At a floundering Sacramento TV station, Abby (Katherine Heigl as a bodacious workaholic producer with a stick up her ahem) can't seem to keep her Nielsen ratings or her dating life steady. But what's this? Egad! A fly in the ointment! The TV station picks up a relationship advice spot hosted by the rakish, unshaven, semi-offensive Mike (Gerard Butler).
Mike uses dirty words on air, Abby hates Mike, Mike doesn't believe in love, Abby doesn't believe in lust, Abby wants to date some doctor, Mike helps Abby date doctor, unlikely friendship (and something more?) ensues, vibrating lingerie is purchased, etc.
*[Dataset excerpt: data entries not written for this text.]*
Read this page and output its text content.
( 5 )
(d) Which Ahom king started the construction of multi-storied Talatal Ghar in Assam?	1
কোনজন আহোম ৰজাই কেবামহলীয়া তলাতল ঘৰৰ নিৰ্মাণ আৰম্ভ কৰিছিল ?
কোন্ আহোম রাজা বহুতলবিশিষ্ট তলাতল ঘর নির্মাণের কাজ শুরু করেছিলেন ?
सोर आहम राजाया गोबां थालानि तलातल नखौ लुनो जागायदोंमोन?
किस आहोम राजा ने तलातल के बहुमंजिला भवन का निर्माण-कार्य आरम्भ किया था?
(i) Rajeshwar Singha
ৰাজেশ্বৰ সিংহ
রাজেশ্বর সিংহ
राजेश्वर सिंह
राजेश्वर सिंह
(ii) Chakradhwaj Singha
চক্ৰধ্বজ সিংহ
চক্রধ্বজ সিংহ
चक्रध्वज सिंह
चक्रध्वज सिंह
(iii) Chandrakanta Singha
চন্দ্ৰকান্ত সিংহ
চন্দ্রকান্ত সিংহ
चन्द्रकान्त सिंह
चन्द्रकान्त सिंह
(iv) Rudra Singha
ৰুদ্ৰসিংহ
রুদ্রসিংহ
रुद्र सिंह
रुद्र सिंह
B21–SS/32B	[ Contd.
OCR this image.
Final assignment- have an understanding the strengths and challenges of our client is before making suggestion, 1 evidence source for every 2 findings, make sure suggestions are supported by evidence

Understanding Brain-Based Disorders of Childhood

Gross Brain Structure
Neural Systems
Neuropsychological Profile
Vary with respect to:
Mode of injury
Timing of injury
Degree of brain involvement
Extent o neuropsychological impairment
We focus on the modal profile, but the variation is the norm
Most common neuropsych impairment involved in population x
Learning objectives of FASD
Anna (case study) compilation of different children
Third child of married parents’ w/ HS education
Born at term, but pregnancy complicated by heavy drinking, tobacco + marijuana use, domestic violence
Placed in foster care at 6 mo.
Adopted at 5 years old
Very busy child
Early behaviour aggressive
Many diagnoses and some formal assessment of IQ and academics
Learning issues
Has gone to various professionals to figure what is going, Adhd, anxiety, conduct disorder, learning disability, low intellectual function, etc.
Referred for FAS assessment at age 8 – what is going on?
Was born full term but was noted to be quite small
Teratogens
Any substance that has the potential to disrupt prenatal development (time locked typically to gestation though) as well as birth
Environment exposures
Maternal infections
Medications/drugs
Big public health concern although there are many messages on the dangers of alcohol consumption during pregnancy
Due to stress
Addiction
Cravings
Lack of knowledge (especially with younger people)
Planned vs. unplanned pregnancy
"The Ugly Truth" might be the first film in which a woman's yanking out of her hair extensions signals a true emotional climax. And it's just this sort of off-kilter quality that makes this script more impressive than its fluffier cousins. One senses a gleefully dark, ironic sensibility lurking in the minds of the film's three female screenwriters.
Under the direction of Robert Luketic ("Legally Blonde"), "The Ugly Truth" is pleasingly glossy, refreshingly snarky and startlingly sexy. It's (duh) no art film, no soulful indie flick, no "When Harry Met Sally . . ." for that matter. But when Mike advises Abby to be "the saint and the sinner, the librarian and the stripper," how can the hardened, rom-com-hating Thinking Woman not bark a hearty "Hah!"? It's shallow and fleeting, candylike and summery. But there is no shame in that. And if you refuse to see it now, you'll see it on some airplane someday. And you'll watch it. And that's the ugly truth.